Miss Sunshine, in all her glory (and her Little Miss Sunshine diaper... because no way could I resist that one... )


Monday, January 3, 2011

Get down with the sickness

The plague has hit our household. And it is EVIL.

It started with Miss Sunshine, New Years Eve morning. She threw up. Just a little milk, since that was all she'd had at that point. After throwing up (all over MY bed, no less) she acted perfectly normal - I gave her some watered down juice to see if she could keep that down, which she did. So then we moved to crackers. Okay there. So by lunchtime it was life as usual. I figured maybe when she was drinking the milk it just went down the wrong way or something and caused her to gag and throw up, and that she wasn't really sick.

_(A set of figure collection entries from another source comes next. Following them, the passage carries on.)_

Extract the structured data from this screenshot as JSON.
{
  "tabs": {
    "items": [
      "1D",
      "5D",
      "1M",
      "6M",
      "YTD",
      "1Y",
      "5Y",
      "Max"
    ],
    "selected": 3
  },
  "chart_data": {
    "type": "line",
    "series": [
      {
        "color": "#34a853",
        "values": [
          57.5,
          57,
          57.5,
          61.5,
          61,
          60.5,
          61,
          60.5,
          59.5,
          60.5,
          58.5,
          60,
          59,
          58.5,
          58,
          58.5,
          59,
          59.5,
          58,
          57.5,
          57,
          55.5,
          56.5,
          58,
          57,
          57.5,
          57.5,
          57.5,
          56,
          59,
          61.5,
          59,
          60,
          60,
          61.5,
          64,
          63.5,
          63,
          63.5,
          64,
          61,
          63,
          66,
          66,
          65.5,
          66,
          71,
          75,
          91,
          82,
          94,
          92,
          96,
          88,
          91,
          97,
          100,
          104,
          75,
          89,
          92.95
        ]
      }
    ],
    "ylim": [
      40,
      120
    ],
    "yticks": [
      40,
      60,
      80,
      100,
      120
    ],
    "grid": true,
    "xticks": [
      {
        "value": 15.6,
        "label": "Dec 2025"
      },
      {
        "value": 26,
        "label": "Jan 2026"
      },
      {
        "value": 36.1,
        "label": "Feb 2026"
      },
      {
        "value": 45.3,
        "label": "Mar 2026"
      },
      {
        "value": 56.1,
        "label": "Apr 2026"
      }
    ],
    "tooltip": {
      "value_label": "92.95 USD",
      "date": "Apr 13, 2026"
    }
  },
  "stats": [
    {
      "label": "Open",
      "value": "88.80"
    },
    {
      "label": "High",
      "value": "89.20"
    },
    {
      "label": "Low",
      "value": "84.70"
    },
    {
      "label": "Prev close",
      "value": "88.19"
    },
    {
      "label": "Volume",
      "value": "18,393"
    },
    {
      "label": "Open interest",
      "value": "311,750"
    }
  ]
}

Then, around 1:30 am on New Years Day, Monster Boy decided to get into the action. He threw up a lot more. A lot longer. And felt miserable the whole day after that. I was going to keep the kids home. But my grandmother was having people over and she begged. "If he isn't throwing up anymore and he feels up to it, you should bring them over." Monster Boy insisted he wanted to go. I caved to pressure and took them, against my better judgement. He spent most of the day asleep in one of the guest bedrooms.

It hit me that night. I spent a miserable night wracked with chills, and very little sleep, alone in my bed. Daddy Mac slept on the couch to try to give me space, and avoid getting it himself. Alas, it was not enough. Late yesterday afternoon, he was struck as well. And I found out that my mother, and two of my cousins also wound up with it. Misery, and it's my fault it spread everywhere - because had I kept the kids home, I would have kept it confined to my house. SIGH. Now I feel really badly about all this.

On the bright side, we are all pretty much back to normal. Daddy Mac is still feeling slightly icky in his words, but nothing like yesterday. At least it moves quickly. SIGH. The joys of kids. And illness. Or not.